19/01/2026 – STF – STF fixa prazo para Cocalzinho de Goiás ajustar cargos comissionados

Segundo o ministro Flávio Dino, a medida visa evitar insegurança jurídica e descontinuidade do serviço público

O ministro Flávio Dino, do Supremo Tribunal Federal (STF), fixou o prazo de 180 dias para que o Município de Cocalzinho de Goiás (GO) promova a reestruturação de carreiras da administração local. O prazo, que começa a contar a partir do trânsito em julgado do processo, visa assegurar o cumprimento da decisão que invalidou a criação de cargos em comissão na administração local, sem comprometer, no entanto, a continuidade dos serviços públicos.

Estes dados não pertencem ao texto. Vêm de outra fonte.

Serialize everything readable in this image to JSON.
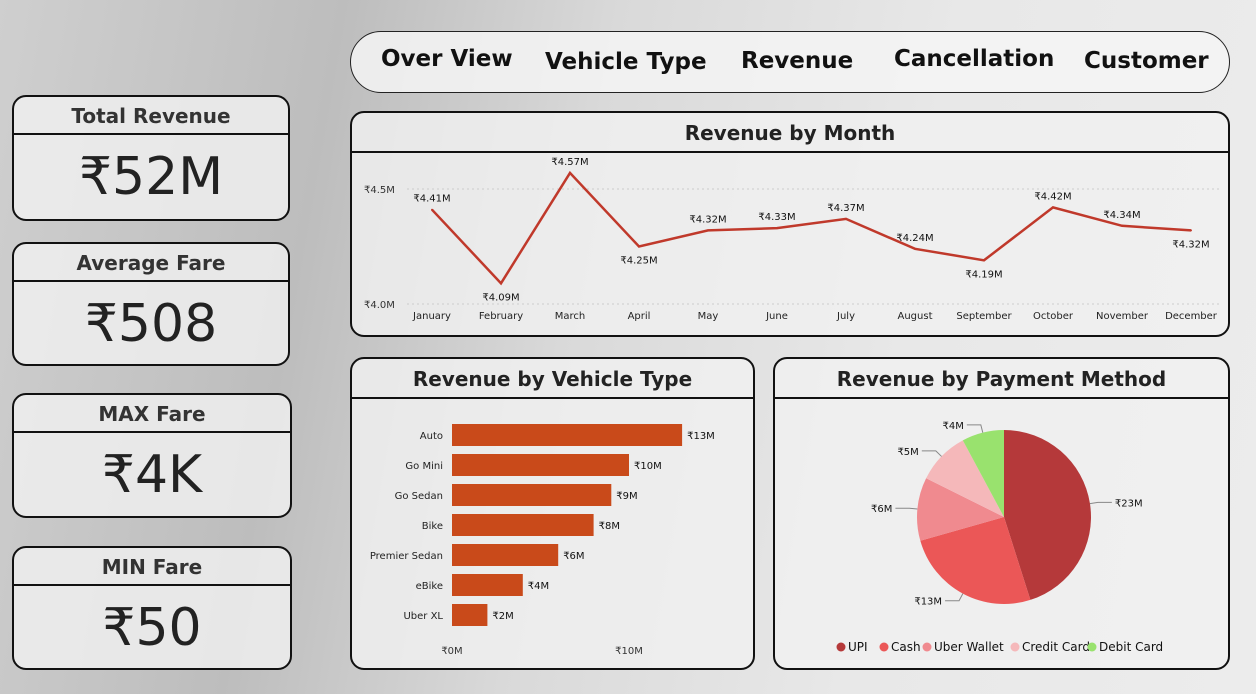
{
  "kpis": [
    {
      "label": "Total Revenue",
      "value": "₹52M"
    },
    {
      "label": "Average Fare",
      "value": "₹508"
    },
    {
      "label": "MAX Fare",
      "value": "₹4K"
    },
    {
      "label": "MIN Fare",
      "value": "₹50"
    }
  ],
  "nav": [
    "Over View",
    "Vehicle Type",
    "Revenue",
    "Cancellation",
    "Customer"
  ],
  "colors": {
    "line": "#c0392b",
    "bar": "#c94a1a",
    "pie": [
      "#b5393a",
      "#eb5757",
      "#f08a8f",
      "#f5b8ba",
      "#99e26e"
    ]
  },
  "chart_data": [
    {
      "type": "line",
      "title": "Revenue by Month",
      "categories": [
        "January",
        "February",
        "March",
        "April",
        "May",
        "June",
        "July",
        "August",
        "September",
        "October",
        "November",
        "December"
      ],
      "values": [
        4.41,
        4.09,
        4.57,
        4.25,
        4.32,
        4.33,
        4.37,
        4.24,
        4.19,
        4.42,
        4.34,
        4.32
      ],
      "data_labels": [
        "₹4.41M",
        "₹4.09M",
        "₹4.57M",
        "₹4.25M",
        "₹4.32M",
        "₹4.33M",
        "₹4.37M",
        "₹4.24M",
        "₹4.19M",
        "₹4.42M",
        "₹4.34M",
        "₹4.32M"
      ],
      "yticks": [
        "₹4.0M",
        "₹4.5M"
      ],
      "ylim": [
        4.0,
        4.5
      ],
      "unit": "₹M",
      "grid": true
    },
    {
      "type": "bar",
      "orientation": "horizontal",
      "title": "Revenue by Vehicle Type",
      "categories": [
        "Auto",
        "Go Mini",
        "Go Sedan",
        "Bike",
        "Premier Sedan",
        "eBike",
        "Uber XL"
      ],
      "values": [
        13,
        10,
        9,
        8,
        6,
        4,
        2
      ],
      "data_labels": [
        "₹13M",
        "₹10M",
        "₹9M",
        "₹8M",
        "₹6M",
        "₹4M",
        "₹2M"
      ],
      "xticks": [
        "₹0M",
        "₹10M"
      ],
      "xtick_values": [
        0,
        10
      ],
      "unit": "₹M"
    },
    {
      "type": "pie",
      "title": "Revenue by Payment Method",
      "categories": [
        "UPI",
        "Cash",
        "Uber Wallet",
        "Credit Card",
        "Debit Card"
      ],
      "values": [
        23,
        13,
        6,
        5,
        4
      ],
      "data_labels": [
        "₹23M",
        "₹13M",
        "₹6M",
        "₹5M",
        "₹4M"
      ],
      "legend": "bottom",
      "unit": "₹M"
    }
  ]
}
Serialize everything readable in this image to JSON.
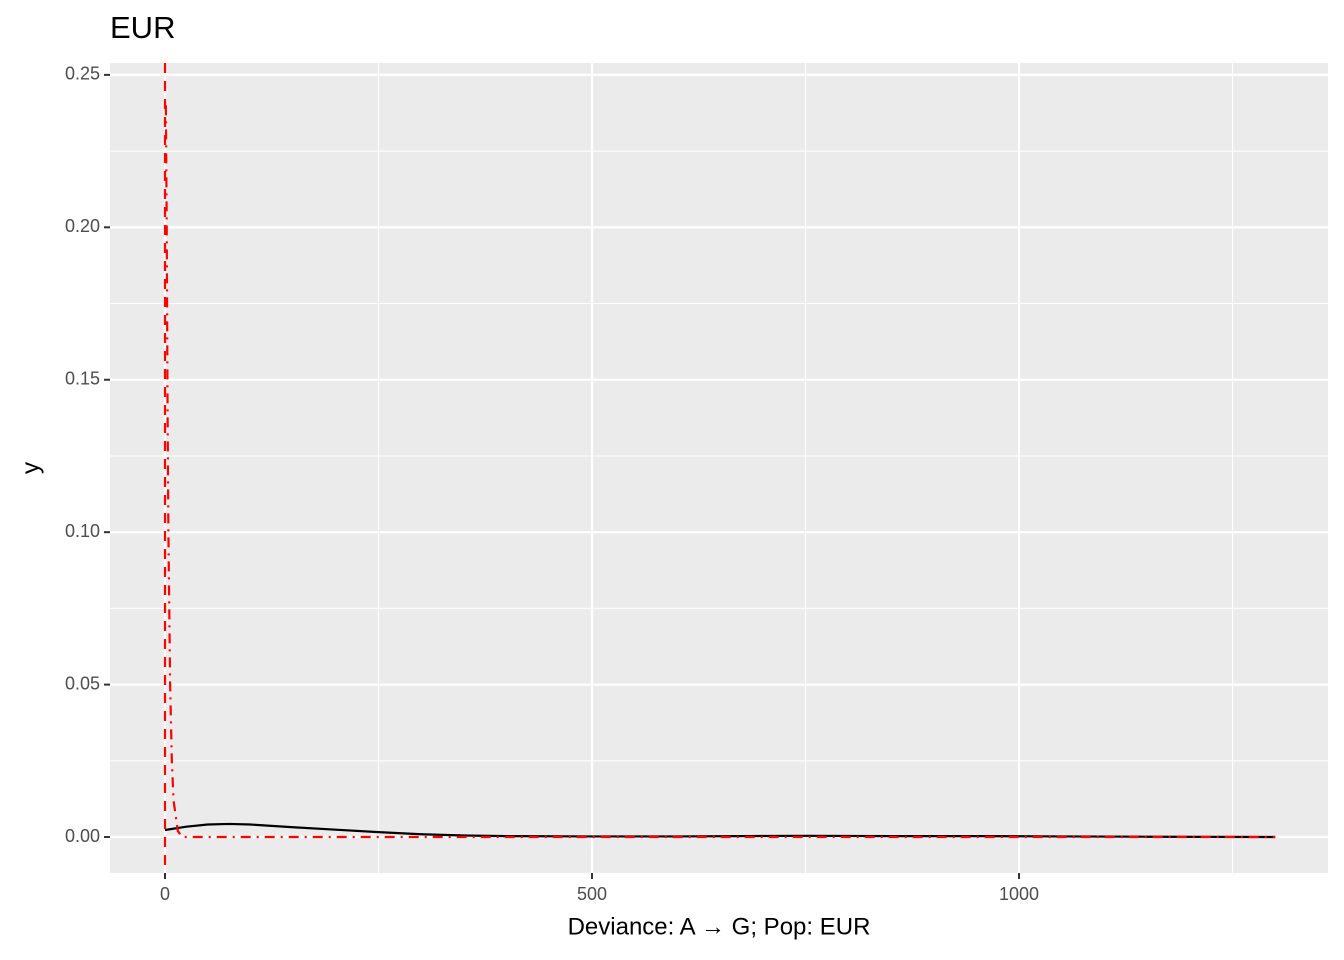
{
  "chart_data": {
    "type": "line",
    "title": "EUR",
    "x_label": "Deviance: A → G; Pop: EUR",
    "y_label": "y",
    "xlim": [
      -64.4,
      1361.8
    ],
    "ylim": [
      -0.0118,
      0.2539
    ],
    "xticks": [
      0,
      500,
      1000
    ],
    "yticks": [
      {
        "value": 0,
        "label": "0.00"
      },
      0.05,
      {
        "value": 0.1,
        "label": "0.10"
      },
      0.15,
      {
        "value": 0.2,
        "label": "0.20"
      },
      0.25
    ],
    "x_minor_grid": [
      250,
      750,
      1250
    ],
    "y_minor_grid": [
      0.025,
      0.075,
      0.125,
      0.175,
      0.225
    ],
    "grid": true,
    "vlines": [
      {
        "x": 0,
        "color": "#ff0000",
        "linetype": "dashed"
      }
    ],
    "series": [
      {
        "color": "#000000",
        "linetype": "solid",
        "x": [
          0,
          25,
          50,
          75,
          100,
          150,
          200,
          250,
          300,
          350,
          400,
          500,
          600,
          750,
          850,
          950,
          1050,
          1150,
          1300
        ],
        "values": [
          0.0023,
          0.0034,
          0.0041,
          0.0043,
          0.0041,
          0.0032,
          0.0024,
          0.0016,
          0.0009,
          0.0005,
          0.0003,
          0.0002,
          0.0002,
          0.0004,
          0.0003,
          0.0003,
          0.0002,
          0.0001,
          0.0
        ]
      },
      {
        "color": "#ff0000",
        "linetype": "dashdot",
        "x": [
          1,
          2,
          3,
          4,
          6,
          8,
          10,
          15,
          20,
          100,
          500,
          1000,
          1300
        ],
        "values": [
          0.24,
          0.2,
          0.14,
          0.1,
          0.05,
          0.025,
          0.012,
          0.002,
          0.0,
          0.0,
          0.0,
          0.0,
          0.0
        ]
      }
    ]
  }
}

O Recurso Extraordinário (RE) 1578767 foi apresentado pelo município ao Supremo contra decisão do Tribunal de Justiça do Estado de Goiás (TJ-GO), que declarou a inconstitucionalidade de dispositivos de leis que criaram cargos em comissão na administração local. Para o TJ-GO, as normas não descreveram de forma objetiva as atribuições dos cargos, valendo-se de expressões genéricas para definir funções de assessoramento e chefia, sem detalhar as atividades exercidas por seus ocupantes.

Jurisprudência

Ao analisar o recurso, o ministro Flávio Dino verificou que a decisão do tribunal local está alinhada à jurisprudência do STF, consolidada no Tema 1.010 da repercussão geral, segundo a qual a criação de cargos em comissão somente se justifica quando atendidos os requisitos constitucionais, entre eles a descrição, de forma clara e objetiva, das atribuições na própria lei que os institui.

Em relação à modulação dos efeitos da decisão, o ministro observou que o TJ-GO se limitou a estabelecer efeitos não retroativos e afastou a exigência de devolução das remunerações recebidas.

No entanto, o relator ressaltou que, em situações semelhantes, o STF tem estabelecido prazo razoável para que a administração promova a necessária reestruturação das carreiras afetadas. “Essa medida visa evitar o cenário de insegurança jurídica, a descontinuidade do serviço público, bem como proteger a confiança legítima daqueles que exerceram, de fato, atividades em benefício da administração pública”, afirmou.

Durante o prazo fixado, explicou o ministro, o município deverá realizar as adequações nos âmbitos legislativo, administrativo e orçamentário, para adequar os cargos às exigências constitucionais, conforme a tese firmada pelo STF sobre o tema.